En se focalisant sur la nature coloniale première de l’État d’Israël, Élias Sanbar, historien palestinien et ambassadeur de la Palestine à l’Unesco, explique la spécificité de ce processus de colonisation au cours de l’histoire. Il ne s’agit pas d’une colonisation au sens classique (occupation/exploitation) mais d’une colonisation de remplacement. M. Sanbar rappelle que la « guerre d’expulsion a pris une forme tragique en 1948, mais elle n’est cependant pas achevée. Elle se déroule encore à ce jour avec différents procédés, des politiques extrêmement complexes et suivies pour encourager le transfert volontaire des Palestiniens ».
L’idée de remplacement est donc centrale dans la compréhension d’un dispositif sioniste qui vise à effacer l’identité palestinienne. Thomas Vescovi rappelle ici l’importance de 1948 comme rupture historique. Avant cette date, la Palestine était une terre où juifs, musulmans, chrétiens vivaient dans une relative harmonie. « Il ne faut cependant pas perdre de vue que le mouvement sioniste, dans sa très grande majorité, n’avait pas pour ambition de vivre en paix et en harmonie avec les Arabes de Palestine. Le « nettoyage « de la présence autochtone du paysage a été pensé, discuté, puis mis en pratique. Le sionisme a dans son essence originelle un caractère colonial, et 1948 ne peut pas être vue autrement que comme une entreprise coloniale. Une entreprise coûteuse pour la population locale, puisque 805 000 Palestiniens ont été contraints à l’exode, expulsés, 685 localités palestiniennes ont été partiellement ou totalement dépeuplées, 70 massacres sur des civils ont été relevés. Au final, c’est 78 % de la terre de Palestine qui est conquise par Israël, loin des 55 % que l’Onu avait octroyés à l’État juif », explique-t-il.

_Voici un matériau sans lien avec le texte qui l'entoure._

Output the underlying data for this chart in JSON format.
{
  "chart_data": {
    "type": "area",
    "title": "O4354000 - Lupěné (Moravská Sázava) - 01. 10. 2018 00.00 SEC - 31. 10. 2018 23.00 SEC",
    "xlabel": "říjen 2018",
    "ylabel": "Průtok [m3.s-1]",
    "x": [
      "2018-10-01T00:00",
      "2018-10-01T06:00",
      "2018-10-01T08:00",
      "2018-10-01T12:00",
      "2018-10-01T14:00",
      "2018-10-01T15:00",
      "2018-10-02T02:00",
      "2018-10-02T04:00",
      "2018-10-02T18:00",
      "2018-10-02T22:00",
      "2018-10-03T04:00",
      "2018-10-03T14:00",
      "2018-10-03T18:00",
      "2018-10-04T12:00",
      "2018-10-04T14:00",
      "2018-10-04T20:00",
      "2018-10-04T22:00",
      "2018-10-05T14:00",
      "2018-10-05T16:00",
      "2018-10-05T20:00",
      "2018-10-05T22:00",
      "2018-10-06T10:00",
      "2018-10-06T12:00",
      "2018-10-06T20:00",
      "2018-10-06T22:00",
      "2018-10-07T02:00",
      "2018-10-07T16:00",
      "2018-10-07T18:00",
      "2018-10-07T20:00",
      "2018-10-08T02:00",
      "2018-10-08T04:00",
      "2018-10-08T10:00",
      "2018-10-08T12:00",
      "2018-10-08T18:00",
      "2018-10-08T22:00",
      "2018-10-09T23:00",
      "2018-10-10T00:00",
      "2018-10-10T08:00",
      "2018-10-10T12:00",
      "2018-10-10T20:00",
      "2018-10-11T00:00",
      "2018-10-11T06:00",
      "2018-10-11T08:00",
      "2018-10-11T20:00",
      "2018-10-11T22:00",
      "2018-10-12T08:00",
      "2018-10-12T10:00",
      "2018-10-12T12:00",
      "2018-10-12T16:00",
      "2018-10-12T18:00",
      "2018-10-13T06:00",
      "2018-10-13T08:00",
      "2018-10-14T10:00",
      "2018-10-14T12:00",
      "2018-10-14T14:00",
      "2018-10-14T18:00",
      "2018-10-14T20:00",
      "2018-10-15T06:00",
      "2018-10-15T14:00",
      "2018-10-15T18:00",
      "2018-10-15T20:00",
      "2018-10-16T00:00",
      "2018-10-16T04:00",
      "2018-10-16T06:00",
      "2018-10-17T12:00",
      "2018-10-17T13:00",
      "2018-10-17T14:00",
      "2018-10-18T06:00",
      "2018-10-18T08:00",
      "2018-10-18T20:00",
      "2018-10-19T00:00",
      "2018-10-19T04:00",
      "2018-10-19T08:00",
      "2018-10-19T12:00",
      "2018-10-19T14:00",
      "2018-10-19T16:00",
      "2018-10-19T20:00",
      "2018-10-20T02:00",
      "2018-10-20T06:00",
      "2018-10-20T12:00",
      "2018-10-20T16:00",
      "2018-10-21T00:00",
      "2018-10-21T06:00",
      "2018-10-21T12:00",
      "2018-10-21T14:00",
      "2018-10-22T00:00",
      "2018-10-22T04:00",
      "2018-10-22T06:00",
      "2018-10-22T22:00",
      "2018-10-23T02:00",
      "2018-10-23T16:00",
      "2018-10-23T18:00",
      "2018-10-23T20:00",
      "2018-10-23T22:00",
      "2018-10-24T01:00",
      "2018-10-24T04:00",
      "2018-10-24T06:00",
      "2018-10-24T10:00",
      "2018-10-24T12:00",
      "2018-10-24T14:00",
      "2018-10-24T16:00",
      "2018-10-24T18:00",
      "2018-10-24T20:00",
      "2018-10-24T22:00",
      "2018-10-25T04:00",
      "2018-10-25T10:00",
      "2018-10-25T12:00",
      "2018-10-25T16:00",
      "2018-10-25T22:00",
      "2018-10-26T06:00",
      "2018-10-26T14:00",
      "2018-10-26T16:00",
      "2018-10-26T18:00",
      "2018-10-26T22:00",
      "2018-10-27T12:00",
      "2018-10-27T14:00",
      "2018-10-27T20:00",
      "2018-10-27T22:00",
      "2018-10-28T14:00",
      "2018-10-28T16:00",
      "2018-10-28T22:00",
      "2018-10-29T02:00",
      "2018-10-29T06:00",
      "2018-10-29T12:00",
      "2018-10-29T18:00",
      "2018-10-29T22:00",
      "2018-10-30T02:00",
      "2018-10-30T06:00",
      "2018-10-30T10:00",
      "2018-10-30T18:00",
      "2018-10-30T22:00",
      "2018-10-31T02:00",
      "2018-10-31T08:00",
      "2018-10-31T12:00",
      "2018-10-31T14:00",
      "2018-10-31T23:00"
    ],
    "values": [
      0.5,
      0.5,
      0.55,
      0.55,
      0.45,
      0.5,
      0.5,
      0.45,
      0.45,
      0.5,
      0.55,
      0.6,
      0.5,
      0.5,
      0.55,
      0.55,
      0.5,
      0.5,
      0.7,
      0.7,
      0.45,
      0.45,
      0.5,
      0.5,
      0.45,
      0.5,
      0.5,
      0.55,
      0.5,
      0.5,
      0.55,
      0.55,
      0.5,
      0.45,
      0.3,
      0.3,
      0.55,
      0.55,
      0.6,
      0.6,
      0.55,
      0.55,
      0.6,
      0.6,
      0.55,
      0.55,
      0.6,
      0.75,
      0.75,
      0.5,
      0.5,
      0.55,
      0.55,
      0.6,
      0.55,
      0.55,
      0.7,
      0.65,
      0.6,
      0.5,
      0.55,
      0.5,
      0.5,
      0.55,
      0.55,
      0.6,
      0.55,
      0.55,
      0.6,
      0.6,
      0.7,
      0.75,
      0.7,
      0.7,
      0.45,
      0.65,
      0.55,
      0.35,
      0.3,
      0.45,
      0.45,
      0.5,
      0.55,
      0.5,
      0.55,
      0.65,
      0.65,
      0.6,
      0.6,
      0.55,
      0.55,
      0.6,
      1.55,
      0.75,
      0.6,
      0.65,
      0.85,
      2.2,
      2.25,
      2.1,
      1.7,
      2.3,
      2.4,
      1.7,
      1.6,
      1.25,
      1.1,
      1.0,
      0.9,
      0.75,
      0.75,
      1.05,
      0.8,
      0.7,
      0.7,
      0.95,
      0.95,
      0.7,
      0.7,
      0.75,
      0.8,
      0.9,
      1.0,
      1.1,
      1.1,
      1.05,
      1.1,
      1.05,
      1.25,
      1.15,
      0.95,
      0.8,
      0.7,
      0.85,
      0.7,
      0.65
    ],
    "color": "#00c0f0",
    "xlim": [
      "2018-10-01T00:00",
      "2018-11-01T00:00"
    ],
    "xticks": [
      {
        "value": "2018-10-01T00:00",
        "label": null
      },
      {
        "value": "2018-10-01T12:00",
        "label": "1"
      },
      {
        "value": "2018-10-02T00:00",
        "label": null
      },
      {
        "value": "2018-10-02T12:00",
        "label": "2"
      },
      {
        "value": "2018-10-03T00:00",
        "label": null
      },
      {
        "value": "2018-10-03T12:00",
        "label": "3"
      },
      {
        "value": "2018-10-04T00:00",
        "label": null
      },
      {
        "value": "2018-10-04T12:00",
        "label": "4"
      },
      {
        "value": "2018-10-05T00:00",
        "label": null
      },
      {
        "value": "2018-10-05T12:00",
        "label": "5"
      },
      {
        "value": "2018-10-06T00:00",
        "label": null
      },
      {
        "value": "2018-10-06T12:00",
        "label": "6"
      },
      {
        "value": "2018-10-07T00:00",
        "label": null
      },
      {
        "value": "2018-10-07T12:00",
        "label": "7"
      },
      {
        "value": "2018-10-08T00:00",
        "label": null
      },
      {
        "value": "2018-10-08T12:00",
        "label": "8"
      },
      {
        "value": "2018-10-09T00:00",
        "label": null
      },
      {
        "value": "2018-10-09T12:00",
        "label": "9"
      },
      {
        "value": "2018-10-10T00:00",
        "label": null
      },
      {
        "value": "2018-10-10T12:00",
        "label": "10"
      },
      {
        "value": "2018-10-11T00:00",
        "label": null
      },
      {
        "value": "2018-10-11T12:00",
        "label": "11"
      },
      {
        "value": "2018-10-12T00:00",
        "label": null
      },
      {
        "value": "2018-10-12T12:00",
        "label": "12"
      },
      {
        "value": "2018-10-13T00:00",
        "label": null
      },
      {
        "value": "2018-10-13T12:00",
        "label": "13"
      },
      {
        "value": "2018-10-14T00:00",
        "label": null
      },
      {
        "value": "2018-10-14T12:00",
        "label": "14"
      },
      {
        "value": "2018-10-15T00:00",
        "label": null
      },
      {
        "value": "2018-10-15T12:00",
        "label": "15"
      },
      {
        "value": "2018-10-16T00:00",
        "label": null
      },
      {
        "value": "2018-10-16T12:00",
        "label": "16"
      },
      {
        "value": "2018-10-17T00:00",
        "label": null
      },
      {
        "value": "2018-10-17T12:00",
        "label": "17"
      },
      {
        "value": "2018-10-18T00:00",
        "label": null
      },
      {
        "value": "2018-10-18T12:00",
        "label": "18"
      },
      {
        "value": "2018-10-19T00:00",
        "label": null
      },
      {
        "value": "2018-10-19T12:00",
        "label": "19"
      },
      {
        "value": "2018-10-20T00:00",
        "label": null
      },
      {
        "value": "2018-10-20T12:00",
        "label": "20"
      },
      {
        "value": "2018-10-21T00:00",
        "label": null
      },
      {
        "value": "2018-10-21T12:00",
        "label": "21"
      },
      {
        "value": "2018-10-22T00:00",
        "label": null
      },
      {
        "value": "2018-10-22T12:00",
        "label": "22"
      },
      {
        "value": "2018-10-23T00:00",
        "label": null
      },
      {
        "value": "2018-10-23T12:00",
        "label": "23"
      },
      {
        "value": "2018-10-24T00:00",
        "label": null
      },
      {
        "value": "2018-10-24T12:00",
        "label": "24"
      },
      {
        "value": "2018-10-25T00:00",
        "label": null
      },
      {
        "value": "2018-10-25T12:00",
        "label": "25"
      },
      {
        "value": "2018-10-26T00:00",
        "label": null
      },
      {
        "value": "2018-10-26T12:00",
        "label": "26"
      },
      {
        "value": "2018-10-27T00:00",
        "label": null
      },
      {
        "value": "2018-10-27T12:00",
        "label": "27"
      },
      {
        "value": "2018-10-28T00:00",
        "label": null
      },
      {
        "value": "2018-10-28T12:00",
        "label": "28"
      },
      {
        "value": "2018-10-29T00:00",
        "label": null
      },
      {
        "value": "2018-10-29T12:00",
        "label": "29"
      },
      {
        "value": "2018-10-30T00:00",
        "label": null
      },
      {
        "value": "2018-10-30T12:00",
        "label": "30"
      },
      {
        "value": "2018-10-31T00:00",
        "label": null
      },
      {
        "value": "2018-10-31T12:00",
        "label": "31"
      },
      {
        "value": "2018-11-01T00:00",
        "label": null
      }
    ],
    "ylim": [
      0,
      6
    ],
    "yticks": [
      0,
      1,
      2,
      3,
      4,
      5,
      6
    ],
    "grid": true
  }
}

C’est sur les contradictions profondes du sionisme relatées par les nouveaux historiens qu’Élias Sanbar apporte un éclairage des plus crus. A ses yeux, les récits rapportés en 1988 avaient été produits dès 1951-1952 par les historiens palestiniens. Selon lui, « les victimes le sont par deux fois : d’abord elles subissent, ensuite elles ne sont pas entendues. Il a fallu que l’occupant le dise en 1988 pour que ce récit devienne crédible. Il a été essentiel pour le monde parce qu’il a permis de casser le mythe des Palestiniens qui auraient vendu leurs terres ou seraient partis de leur propre chef ». Il précise cependant que cette évolution n’a pas fondamentalement bouleversé l’approche israélienne, car tirer les conséquences de l’histoire impliquerait de remettre en cause leur propre légitimité.
Thomas Vescovi fait sienne cette position en expliquant que si le travail des nouveaux historiens a pu dans un contexte précis avoir des effets sur le mode de perception par la société israélienne de son histoire, depuis quelques années nous assistons à un processus inverse. « Dans les années 90, il y a eu un mouvement d’ouverture, une partie de la société israélienne s’est demandée s’il n’était pas temps de faire la paix, dans ce cadre les nouveaux historiens ont pu avoir une certaine place et un espace d’expression. Mais depuis une dizaine d’années, l’État tente de refermer cette page. Deux exemples : en 2001 lorsque Ariel Sharon a été élu, il a pris la décision de retirer les manuels scolaires en expliquant que cette histoire n’était pas celle qu’il fallait enseigner. En mars 2011, un amendement au budget israélien est voté, il interdit d’octroyer des subventions aux associations qui organisent des commémorations de la nakba. Le fait d’avoir introduit un amendement à ce sujet a presque démocratisé le mot nakba, employé comme une expression populaire sans pour autant qu’on ait conscience de ce que cela implique », conclut le chercheur.